И, умоляя бога у распятья,
Кто кары просит, а кто прощенья ждет.
18. В изгнании
Июль пылает летним зноем.
Благоухание трав, цветов.
Зверье выходит к водопою.
Лес полон птичьих голосов.
В тени раскидистого дуба
На шелке луговой травы
Лежат влюбленные, друг друга
Ласкают, нежатся в любви.
– Моя богиня, милая, родная,
Одна ты в сердце, да простит бог ложь.
– Кто-то еще?
– Сынишка, дорогая!
Он хоть в тебе, но на меня похож!
– Ты так уверен?
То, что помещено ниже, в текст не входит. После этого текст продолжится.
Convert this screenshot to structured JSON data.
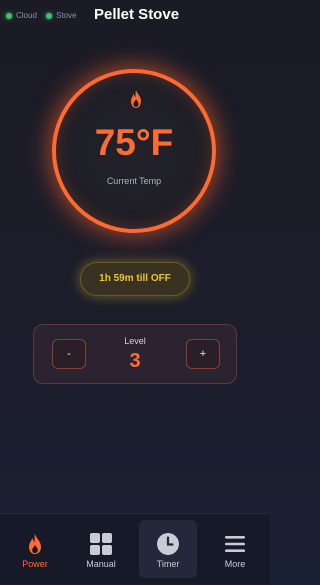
{
  "header": {
    "title": "Pellet Stove",
    "status": [
      {
        "label": "Cloud",
        "state": "connected",
        "color": "#3ec46d"
      },
      {
        "label": "Stove",
        "state": "connected",
        "color": "#3ec46d"
      }
    ]
  },
  "temperature": {
    "value": "75°F",
    "label": "Current Temp",
    "icon": "flame-icon",
    "ring_color": "#ff6a30"
  },
  "timer": {
    "text": "1h 59m till OFF",
    "color": "#f2c230"
  },
  "level": {
    "label": "Level",
    "value": "3",
    "decrement_label": "-",
    "increment_label": "+"
  },
  "nav": {
    "items": [
      {
        "label": "Power",
        "icon": "flame-icon",
        "active": true
      },
      {
        "label": "Manual",
        "icon": "grid-icon",
        "active": false
      },
      {
        "label": "Timer",
        "icon": "clock-icon",
        "selected": true
      },
      {
        "label": "More",
        "icon": "menu-icon",
        "active": false
      }
    ]
  },
  "colors": {
    "accent": "#ff6b35",
    "status_ok": "#3ec46d",
    "timer": "#f2c230"
  }
}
А если будет дочка?
– Так не шути, я жду богатыря.
– А если дочь?
– Нет, сын! Сказал – и точка.
– Ну ладно, сын, «трудился» ты не зря.
Ой, как толкается, смотри, –
У Маргариты дернулся живот, –
Как будто ножкой стукает внутри.
Эдгар спросил: – Кто там живет? –
Прижался ухом к животу,
И слушал, как он там скребется.
– Наверно, жарко, потому
Он так, разбойник, и дерется.
– Мне тоже жарко, я хочу купаться.
Эдгар взял на руки ее и закружил,
Обняв за шею, начала смеяться,
Упрашивая, чтобы опустил,
На брег песчаный, свое платье скинув,
Она вбежала в воду нагишом,
Букеты брызг вокруг себя раскинув,
Что заискрилися на солнце серебром.
С веселым смехом плещутся, как дети,
Он ее ловит, а она бежит,
Поймал… и будто все на свете
Затихло, лишь камыш шумит.
Он льет ей воду нежно из ладоней,
Вода струится по лицу на грудь,
Грудь обтекая, льется на живот ей,
А с живота вновь в воду, завершая путь.